Sólo cuando la motocicleta se detuvo, volvió a abrirlos. Estaban casi contra una enorme ventana de vidrio.

—¿Ya llegamos? —preguntó, bajándose. Pete asintió con la cabeza; desmontó del infernal aparato y lo colocó en su apoyo.

—Es allí —dijo Pete, señalando un edificio del otro lado de la calle. Ambos hombres se abrieron paso entre el tránsito y penetraron por la puerta principal.

—Buenos días —les dijo la recepcionista al verlos acercarse.

—¡Hola!; quisiéramos ver al señor Gilbert, de la firma Gilbert y Compañía —dijo Pete con firmeza.

La chica le sonrió mientras apretaba los botones del intercomunicador.

—¿A quién debo anunciar?

—Jones.

—Señor Gilbert: aquí hay un señor Jones con un amigo que desean verlo.

—Lo siento mucho pero si no los he citado, no los podré ver —respondió una voz a través del intercomunicador.

—Señor Gilbert —insistió Pete—: Todo lo que queremos saber es si tiene usted alguna ganancia del dinero del señor Jerome.

—Señor Jerome… Jerome… —se oyó que decía, pensativo—. ¿Se refiere usted al hombre que desapareció?

—Así es.

—Mire, señor Jones.
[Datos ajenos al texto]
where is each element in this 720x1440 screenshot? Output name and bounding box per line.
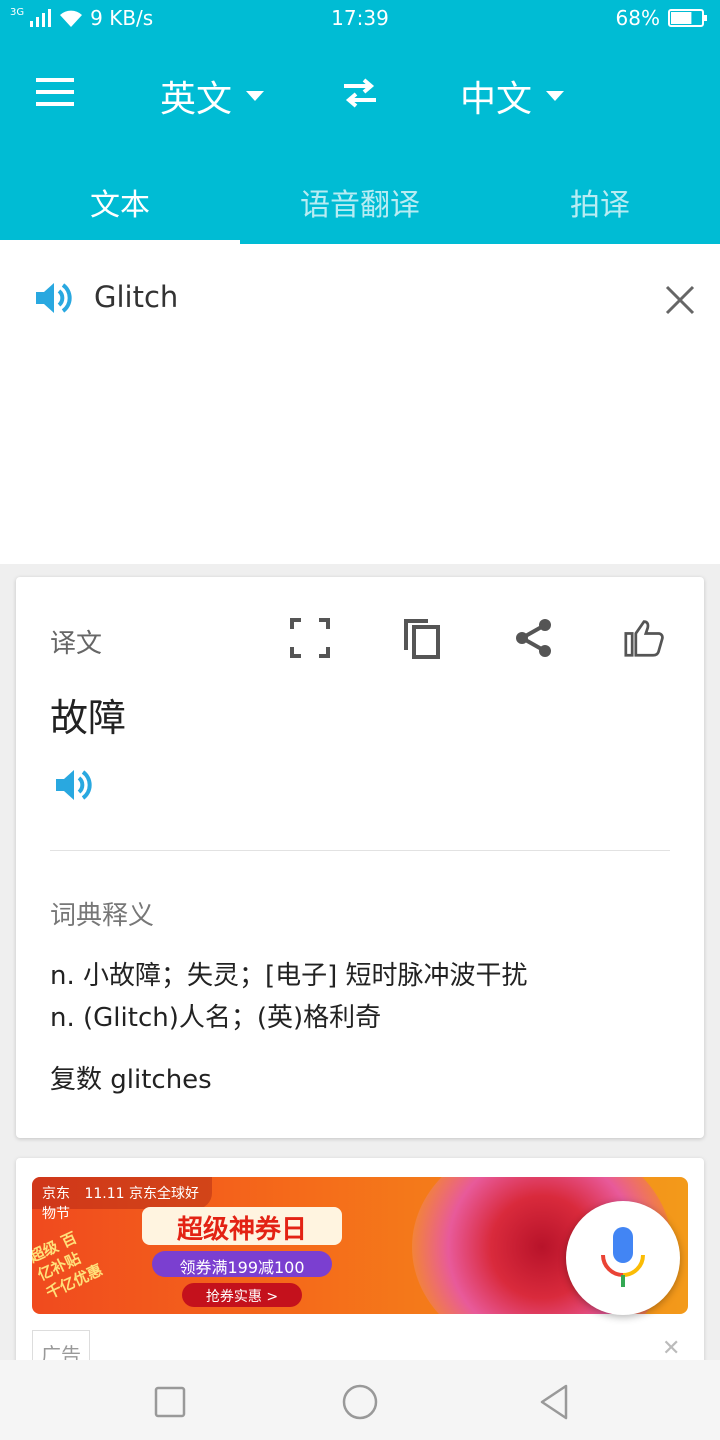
share-icon[interactable] [514,617,554,659]
battery-icon [668,9,707,27]
close-icon[interactable] [664,284,696,316]
definition-line: n. 小故障；失灵；[电子] 短时脉冲波干扰 [50,961,528,991]
copy-icon[interactable] [402,617,442,659]
clock: 17:39 [331,6,389,30]
home-icon[interactable] [340,1382,380,1422]
source-language-label: 英文 [160,79,233,120]
system-navigation-bar [0,1360,720,1440]
tab-photo-translation[interactable]: 拍译 [480,160,720,244]
dictionary-label: 词典释义 [50,901,155,931]
swap-languages-icon[interactable] [340,76,380,110]
chevron-down-icon [246,91,265,101]
tab-text[interactable]: 文本 [0,160,240,244]
target-language-label: 中文 [460,79,533,120]
ad-headline: 超级神券日 [142,1207,342,1245]
chevron-down-icon [546,91,565,101]
ad-cta-button[interactable]: 抢券实惠 > [182,1283,302,1307]
close-icon[interactable]: ✕ [662,1336,680,1361]
speaker-icon[interactable] [34,280,74,316]
input-area[interactable]: Glitch [0,244,720,564]
recent-apps-icon[interactable] [150,1382,190,1422]
source-language-select[interactable]: 英文 [160,70,265,122]
fullscreen-icon[interactable] [290,617,330,659]
status-bar: 3G 9 KB/s 17:39 68% [0,0,720,38]
divider [50,850,670,851]
menu-icon[interactable] [36,76,76,110]
speaker-icon[interactable] [54,767,94,803]
ad-brand: 京东 [42,1186,70,1202]
target-language-select[interactable]: 中文 [460,70,565,122]
toolbar: 英文 中文 [0,50,720,140]
definition-line: n. (Glitch)人名；(英)格利奇 [50,1003,382,1033]
plural-form: 复数 glitches [50,1065,212,1095]
mode-tabs: 文本 语音翻译 拍译 [0,160,720,244]
microphone-icon [601,1227,645,1287]
input-text[interactable]: Glitch [94,280,178,314]
battery-percent: 68% [615,6,660,30]
voice-input-button[interactable] [566,1201,680,1315]
ad-side-text: 超级 百亿补贴 千亿优惠 [32,1228,106,1303]
ad-brand-strip: 京东 11.11 京东全球好物节 [32,1177,212,1222]
translation-label: 译文 [50,629,103,659]
tab-voice-translation[interactable]: 语音翻译 [240,160,480,244]
back-icon[interactable] [534,1382,574,1422]
thumbs-up-icon[interactable] [624,617,664,659]
translation-card: 译文 故障 词典释义 n. 小故障；失灵；[电子] 短时脉冲波干扰 n. (Gl… [16,577,704,1138]
ad-coupon: 领券满199减100 [152,1251,332,1277]
translation-text: 故障 [50,696,127,740]
app-header: 3G 9 KB/s 17:39 68% 英文 中文 文本 语音翻译 拍译 [0,0,720,244]
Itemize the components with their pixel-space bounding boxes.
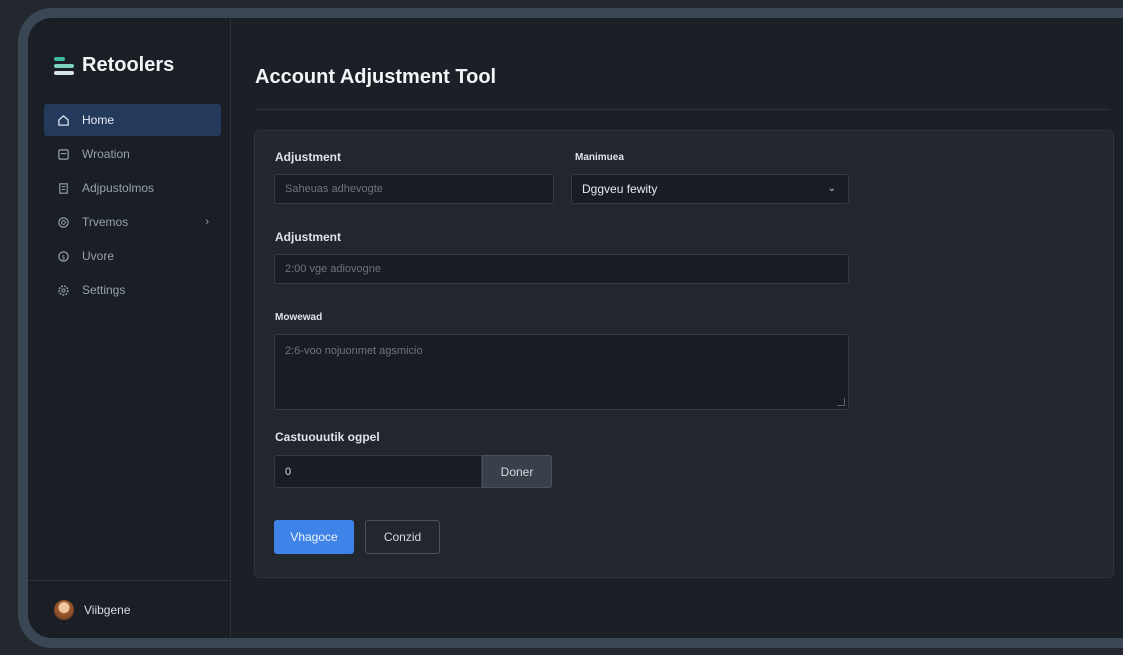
- adjustments-icon: [56, 181, 70, 195]
- sidebar-nav: Home Wroation Adjpustolmos Trvemos › $ U…: [44, 104, 221, 308]
- chevron-down-icon: ⌄: [827, 183, 836, 194]
- adjustment-form: Adjustment Saheuas adhevogte Manimuea Dg…: [254, 130, 1114, 578]
- brand[interactable]: Retoolers: [54, 54, 174, 77]
- manimuea-select[interactable]: Dggveu fewity ⌄: [571, 174, 849, 204]
- sidebar-item-label: Uvore: [82, 249, 115, 263]
- adjustment-label: Adjustment: [275, 150, 341, 164]
- svg-text:$: $: [61, 253, 65, 261]
- settings-circle-icon: [56, 215, 70, 229]
- sidebar-item-adjustments[interactable]: Adjpustolmos: [44, 172, 221, 204]
- chevron-right-icon: ›: [205, 216, 209, 228]
- sidebar-item-home[interactable]: Home: [44, 104, 221, 136]
- dollar-icon: $: [56, 249, 70, 263]
- user-name: Viibgene: [84, 602, 131, 617]
- sidebar-item-wroation[interactable]: Wroation: [44, 138, 221, 170]
- sidebar-item-label: Adjpustolmos: [82, 181, 155, 195]
- page-title: Account Adjustment Tool: [255, 66, 497, 88]
- manimuea-value: Dggveu fewity: [582, 182, 658, 196]
- main-content: Account Adjustment Tool Adjustment Saheu…: [230, 18, 1123, 638]
- document-icon: [56, 147, 70, 161]
- mowewad-textarea[interactable]: 2:6-voo nojuonmet agsmicio: [274, 334, 849, 410]
- avatar: [54, 599, 74, 620]
- submit-button[interactable]: Vhagoce: [274, 520, 354, 554]
- resize-handle-icon[interactable]: [837, 398, 845, 406]
- adjustment2-label: Adjustment: [275, 230, 341, 244]
- sidebar: Retoolers Home Wroation Adjpustolmos Trv…: [28, 18, 231, 638]
- amount-label: Castuouutik ogpel: [275, 430, 380, 444]
- title-divider: [255, 109, 1110, 110]
- mowewad-label: Mowewad: [275, 312, 323, 323]
- sidebar-item-label: Trvemos: [82, 215, 129, 229]
- amount-addon-button[interactable]: Doner: [482, 455, 552, 488]
- sidebar-item-label: Wroation: [82, 147, 130, 161]
- cancel-button[interactable]: Conzid: [365, 520, 440, 554]
- amount-value: 0: [285, 465, 292, 478]
- user-profile[interactable]: Viibgene: [28, 580, 230, 638]
- app-name: Retoolers: [82, 54, 175, 76]
- adjustment2-input[interactable]: 2:00 vge adiovogne: [274, 254, 849, 284]
- adjustment-input[interactable]: Saheuas adhevogte: [274, 174, 554, 204]
- adjustment2-placeholder: 2:00 vge adiovogne: [285, 263, 382, 275]
- mowewad-placeholder: 2:6-voo nojuonmet agsmicio: [285, 345, 423, 357]
- sidebar-item-settings[interactable]: Settings: [44, 274, 221, 306]
- logo-icon: [54, 56, 74, 75]
- sidebar-item-uvore[interactable]: $ Uvore: [44, 240, 221, 272]
- manimuea-label: Manimuea: [575, 152, 624, 163]
- gear-icon: [56, 283, 70, 297]
- adjustment-placeholder: Saheuas adhevogte: [285, 183, 383, 195]
- amount-input[interactable]: 0: [274, 455, 482, 488]
- app-window: Retoolers Home Wroation Adjpustolmos Trv…: [18, 8, 1123, 648]
- sidebar-item-trvemos[interactable]: Trvemos ›: [44, 206, 221, 238]
- sidebar-item-label: Home: [82, 113, 115, 127]
- sidebar-item-label: Settings: [82, 283, 126, 297]
- home-icon: [56, 113, 70, 127]
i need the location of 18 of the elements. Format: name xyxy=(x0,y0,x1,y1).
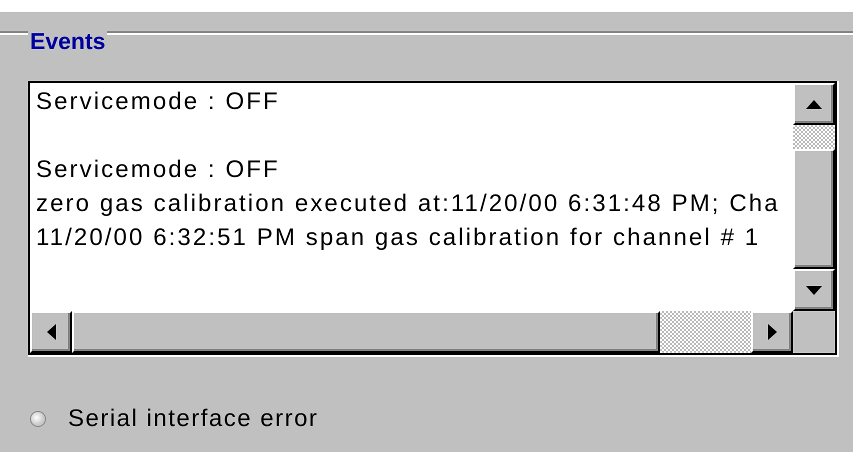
event-line: zero gas calibration executed at:11/20/00 6:31:48 PM; Cha xyxy=(36,189,780,219)
left-arrow-icon xyxy=(46,324,56,340)
scrollbar-track[interactable] xyxy=(793,125,835,149)
event-list[interactable]: Servicemode : OFF Servicemode : OFF zero gas calibration executed at:11/20/00 6:31:48 PM; Cha 11/20/00 6:32:51 PM span gas calibration for channel # 1 xyxy=(28,81,837,355)
scroll-left-button[interactable] xyxy=(30,311,72,353)
event-line: Servicemode : OFF xyxy=(36,87,280,117)
scrollbar-thumb[interactable] xyxy=(793,149,835,269)
right-arrow-icon xyxy=(768,324,776,340)
scroll-down-button[interactable] xyxy=(793,269,835,311)
indicator-label: Serial interface error xyxy=(68,405,318,433)
scrollbar-corner xyxy=(793,311,835,353)
scrollbar-thumb[interactable] xyxy=(72,311,660,353)
scroll-up-button[interactable] xyxy=(793,83,835,125)
event-line: 11/20/00 6:32:51 PM span gas calibration for channel # 1 xyxy=(36,223,760,253)
scroll-right-button[interactable] xyxy=(751,311,793,353)
event-line: Servicemode : OFF xyxy=(36,155,280,185)
up-arrow-icon xyxy=(806,100,822,108)
down-arrow-icon xyxy=(806,286,822,294)
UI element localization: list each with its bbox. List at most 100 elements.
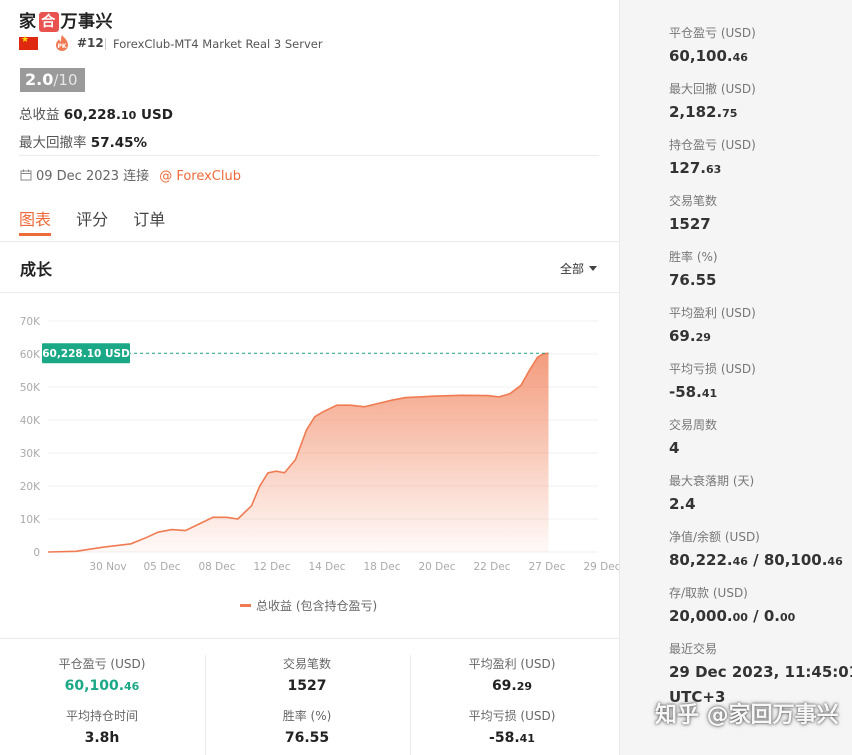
y-tick-label: 20K (20, 481, 41, 493)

Mucho me temo que no tenga la información a mano; así que ¿podría usted volver más tarde?

—Yo no tendría inconveniente pero mi amigo, que está conmigo, tiene mucha curiosidad por saber qué sucedió con sus derechos —respondió Pete, como al pasar.

—Ejem… En ese caso, mejor que suban —concluyó la voz.

Los dos hombres tomaron el ascensor hasta el primer piso y caminaron por un corredor hasta llegar a una puerta donde estaba escrito el nombre de Gilbert.

—Pasen —respondió alguien de adentro, en respuesta a la llamada de Pete sobre la puerta. Gilbert se puso de pie desde atrás de su escritorio y se adelantó a recibirlos.

—Bueno, señor Jerome; esta es una verdadera sorpresa.

El señor Jones me había dado a entender que probable mente usted había fallecido.

—Dígame, señor Gilbert: ¿qué hubiera hecho usted con mi dinero de haber sido así?

El hombre lo miró azorado y luego se echó a reír.

—Es una manera original de presentar el problema… ¡muy original!… —añadió Gilbert, mientras se sentaba—. Después que el señor Jones me trajo sus pertenencias, tuve que venderlas. Así lo hice y aguardé que transcurrieran los siete años correspondientes para la expiración del plazo para declararlo oficialmente muerto o desaparecido.

Este último año lo hemos empleado en buscar algún pariente suyo que pudiera ser un presunto heredero.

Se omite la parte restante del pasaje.